NEW YORK – Business borrowing has boomed since the economy emerged from the Great Recession, and investors have been more than happy to lend to companies.
Thanks to their surging profits, the vast majority of businesses have been able to make their debt payments on time. But the corporate debt market has grown so big that critics worry it's approaching a dangerous level. Critics also see signs of loosening lending standards that they say could lead to bankruptcies and losses if the economy turns downward.
The corporate debt market can be difficult for the lay investor to parse, with lots of technical definitions. Here's a look at some of the terms:
— Corporate bond. When a company sells bonds in the market, it's doing so to borrow. It might want to expand, buy other companies or pay dividends to its owners. When investors buy a bond, they are giving the money to the company to use, and the company promises to repay the loan at a set time. Those investors can then, in turn, sell the bond to someone else or hold onto it.
— "Investment grade." Just like someone trying to get a loan to buy a home or a car, companies have credit ratings too. When a company has strong finances and credit-rating agencies believe it has a relatively low risk of a default, they give a high, or "investment," grade. The top rating at S&P is "AAA," and at Moody's, it's "Aaa." The lowest level of investment grade at S&P is "BBB," while it's "Baa" at Moody's.
— "Junk grade." When credit-rating agencies believe a company carries a higher risk of eventually defaulting, it assigns a "speculative grade." Colloquially, this is known as "junk" status. At S&P, a rating of "BB" or lower is junk, while at Moody's, a grade of "Ba" and below is speculative.

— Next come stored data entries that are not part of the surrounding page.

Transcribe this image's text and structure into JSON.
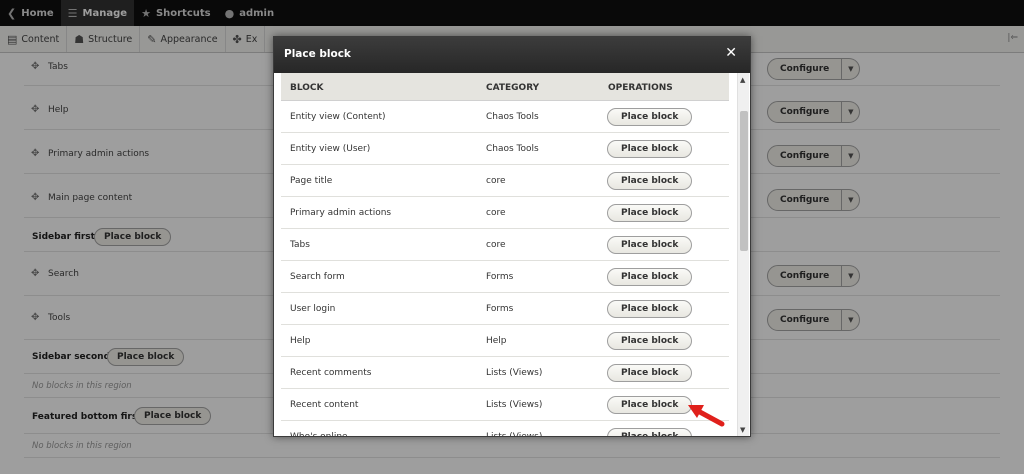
{
  "toolbar": {
    "home": "Home",
    "manage": "Manage",
    "shortcuts": "Shortcuts",
    "user": "admin"
  },
  "tray": {
    "items": [
      "Content",
      "Structure",
      "Appearance",
      "Ex"
    ]
  },
  "background": {
    "rows": [
      {
        "label": "Tabs",
        "configure": "Configure"
      },
      {
        "label": "Help",
        "configure": "Configure"
      },
      {
        "label": "Primary admin actions",
        "configure": "Configure"
      },
      {
        "label": "Main page content",
        "configure": "Configure"
      },
      {
        "label": "Search",
        "configure": "Configure"
      },
      {
        "label": "Tools",
        "configure": "Configure"
      }
    ],
    "regions": {
      "sidebar_first": "Sidebar first",
      "sidebar_second": "Sidebar second",
      "featured_bottom_first": "Featured bottom first",
      "place_block": "Place block",
      "no_blocks": "No blocks in this region"
    }
  },
  "dialog": {
    "title": "Place block",
    "close": "✕",
    "columns": [
      "BLOCK",
      "CATEGORY",
      "OPERATIONS"
    ],
    "button_label": "Place block",
    "rows": [
      {
        "block": "Entity view (Content)",
        "category": "Chaos Tools"
      },
      {
        "block": "Entity view (User)",
        "category": "Chaos Tools"
      },
      {
        "block": "Page title",
        "category": "core"
      },
      {
        "block": "Primary admin actions",
        "category": "core"
      },
      {
        "block": "Tabs",
        "category": "core"
      },
      {
        "block": "Search form",
        "category": "Forms"
      },
      {
        "block": "User login",
        "category": "Forms"
      },
      {
        "block": "Help",
        "category": "Help"
      },
      {
        "block": "Recent comments",
        "category": "Lists (Views)"
      },
      {
        "block": "Recent content",
        "category": "Lists (Views)"
      },
      {
        "block": "Who's online",
        "category": "Lists (Views)"
      }
    ]
  },
  "annotation": {
    "color": "#e0201b",
    "target": "Recent content"
  }
}
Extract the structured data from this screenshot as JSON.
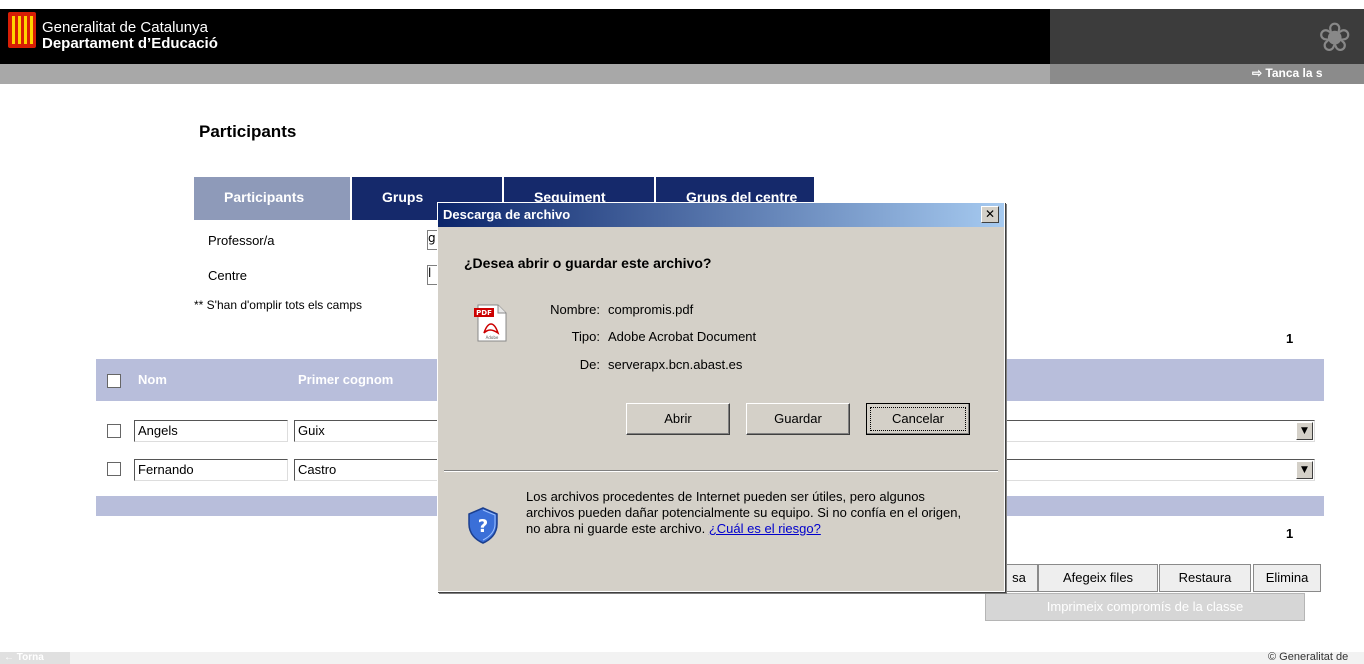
{
  "header": {
    "line1": "Generalitat de Catalunya",
    "line2": "Departament d’Educació",
    "close_session": "⇨ Tanca la s"
  },
  "page": {
    "title": "Participants"
  },
  "tabs": [
    {
      "label": "Participants",
      "active": true
    },
    {
      "label": "Grups",
      "active": false
    },
    {
      "label": "Seguiment",
      "active": false
    },
    {
      "label": "Grups del centre",
      "active": false
    }
  ],
  "form": {
    "professor_label": "Professor/a",
    "professor_value": "g",
    "centre_label": "Centre",
    "centre_value": "l",
    "required_note": "** S'han d'omplir tots els camps"
  },
  "pagination": {
    "top": "1",
    "bottom": "1"
  },
  "table": {
    "headers": [
      "Nom",
      "Primer cognom"
    ],
    "rows": [
      {
        "nom": "Angels",
        "cognom": "Guix"
      },
      {
        "nom": "Fernando",
        "cognom": "Castro"
      }
    ]
  },
  "buttons": {
    "partial": "sa",
    "afegeix": "Afegeix files",
    "restaura": "Restaura",
    "elimina": "Elimina",
    "imprimeix": "Imprimeix compromís de la classe"
  },
  "footer": {
    "back": "← Torna",
    "copyright": "© Generalitat de"
  },
  "dialog": {
    "title": "Descarga de archivo",
    "question": "¿Desea abrir o guardar este archivo?",
    "name_label": "Nombre:",
    "name_value": "compromis.pdf",
    "type_label": "Tipo:",
    "type_value": "Adobe Acrobat Document",
    "from_label": "De:",
    "from_value": "serverapx.bcn.abast.es",
    "open": "Abrir",
    "save": "Guardar",
    "cancel": "Cancelar",
    "warning": "Los archivos procedentes de Internet pueden ser útiles, pero algunos archivos pueden dañar potencialmente su equipo. Si no confía en el origen, no abra ni guarde este archivo. ",
    "risk_link": "¿Cuál es el riesgo?",
    "pdf_badge": "PDF",
    "pdf_brand": "Adobe"
  },
  "colors": {
    "tab_active": "#8e9ab9",
    "tab_inactive": "#15296b",
    "table_header": "#b8bedb",
    "dialog_bg": "#d4d0c8"
  }
}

— Leveraged loans. These are types of loans made to companies that already have lots of debt or weak finances. These loans often have conditions built in to protect lenders, which are called covenants. When demand for leveraged loans is high, borrowers can argue for fewer restrictions, and these are known as "cov-lite" deals.
— Yield. This is how much a bond pays its holders. Junk bonds pay higher yields than high-quality bonds issued by companies with strong credit ratings to make up for the increased risk. That's one reason why those in polite company tend to use the term "high-yield bonds" instead of junk bonds.